Former members of the Conti cybercrime cartel were involved in five different campaigns targeting Ukraine from April to August 2022.
The findings, which come from Google’s Threat Analysis Group (TAG), build on an earlier report published in July 2022, detailing continued cyber activity targeting the Eastern European nation amid the Russian-Ukrainian war in Classes.
“UAC-0098 is a threat actor that has historically delivered the banking trojan IcedID, leading to human-operated ransomware attacks,” said TAG researcher Pierre-Marc Bureau. said in a report shared with The Hacker News.
“The attacker has recently focused on Ukrainian organisations, the Ukrainian government and European humanitarian and non-profit organizations.”
UAC-0098 is believed to have functioned as an initial access broker for ransomware groups such as Quantum and Conti (aka FIN12, Gold Ulrick or Wizard Spiker), the former of which was taken over by Conti in April 2022.
One of the major campaigns undertaken by the group in June 2022 involved the abuse of the Follina vulnerability (CVE-2022-30190) in the Windows operating system to deploy CrescentImp and Cobalt Strike Beacons to targeted hosts in the media and critical infrastructure.
But it appears to be part of a series of attacks that began in late April 2022, when the group ran a phishing email campaign to provide AnchorMail (aka LackeyBuilder), a variant of the TrickBot group’s AnchorDNS implant. which uses SMTP for the command. -and-control.
Subsequent phishing campaigns distributing IcedID and Cobalt Strike were directed against Ukrainian organizations, repeatedly hitting the hospitality industry, some of which impersonated the National Cyber Police of Ukraine or representatives of Elon Musk and StarLink.
Around mid-May, UAC-0098 also allegedly exploited a hotel’s compromised account in India to send attachments containing malware to organizations working in the hospitality industry in Ukraine, before spreading to Humanitarian NGOs in Italy.
Similar attacks have also been seen against entities in the technology, retail, and government sectors, with the IcedID binary concealed as a Microsoft update to trigger the infection.
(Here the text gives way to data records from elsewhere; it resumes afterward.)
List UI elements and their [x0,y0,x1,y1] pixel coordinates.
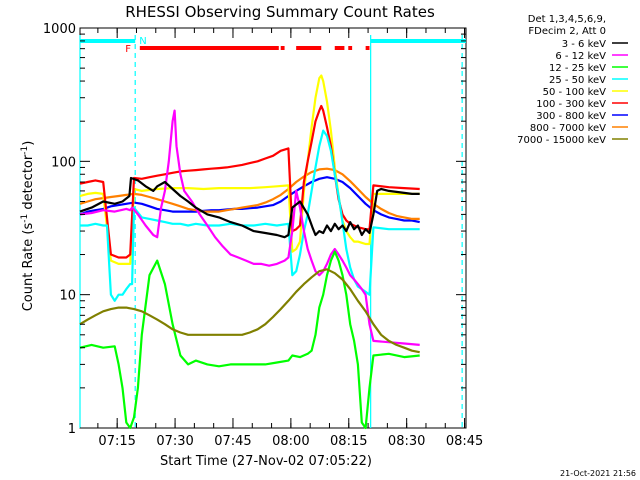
legend-header-0: Det 1,3,4,5,6,9, [528,14,606,25]
legend-label-2: 12 - 25 keV [549,63,606,74]
y-tick-label-10: 10 [59,289,76,304]
series-800to7000keV [79,167,420,220]
x-axis-label: Start Time (27-Nov-02 07:05:22) [160,454,372,469]
series-25to50keV [80,129,420,302]
x-tick-label-08:45: 08:45 [446,434,483,449]
x-tick-label-08:30: 08:30 [388,434,425,449]
x-tick-label-07:30: 07:30 [156,434,193,449]
flag-f-label: F [125,44,131,55]
series-layer [79,74,420,430]
legend: Det 1,3,4,5,6,9,FDecim 2, Att 0 3 - 6 keV… [517,14,628,146]
legend-label-7: 800 - 7000 keV [530,123,606,134]
series-300to800keV [79,176,420,224]
series-12to25keV [79,250,420,430]
legend-label-1: 6 - 12 keV [555,51,606,62]
legend-label-6: 300 - 800 keV [536,111,606,122]
series-7000to15000keV [79,268,420,354]
x-tick-label-08:15: 08:15 [330,434,367,449]
footer-timestamp: 21-Oct-2021 21:56 [560,469,636,478]
chart-title: RHESSI Observing Summary Count Rates [125,3,435,21]
y-tick-label-1000: 1000 [43,22,76,37]
series-6to12keV [79,109,420,346]
legend-label-8: 7000 - 15000 keV [517,135,606,146]
x-tick-label-08:00: 08:00 [272,434,309,449]
x-tick-label-07:15: 07:15 [98,434,135,449]
y-axis-label: Count Rate (s-1 detector-1) [20,141,36,312]
legend-label-3: 25 - 50 keV [549,75,606,86]
flag-bars: NF [79,35,466,428]
axes: 1 10 100 1000 07:15 07:30 07:45 08:00 08:15 08:30… [43,22,483,449]
flag-n-label: N [139,36,146,47]
legend-label-0: 3 - 6 keV [562,39,606,50]
x-tick-label-07:45: 07:45 [214,434,251,449]
legend-header-1: FDecim 2, Att 0 [528,26,606,37]
legend-label-4: 50 - 100 keV [543,87,607,98]
legend-label-5: 100 - 300 keV [536,99,606,110]
y-tick-label-1: 1 [68,422,76,437]
plot-frame [79,27,467,429]
y-tick-label-100: 100 [51,155,76,170]
series-3to6keV [79,176,420,239]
The post-exploitation steps performed following a successful compromise have not been identified.
UAC-0098 is far from the only Conti-affiliated hacking group to have set its sights on Ukraine since the start of the war. In July 2022, IBM Security X-Force revealed that the TrickBot gang had orchestrated six different campaigns to systematically target the country with a plethora of malware.
“UAC-0098’s activities are representative examples of blurred lines between financially motivated and government-backed groups in Eastern Europe, illustrating a tendency for threat actors to alter their targeting to align with regional geopolitical interests,” Bureau said.
“The group demonstrates a keen interest in violating companies operating in the hotel industry in Ukraine, going so far as to launch several separate campaigns against the same hotel chains.”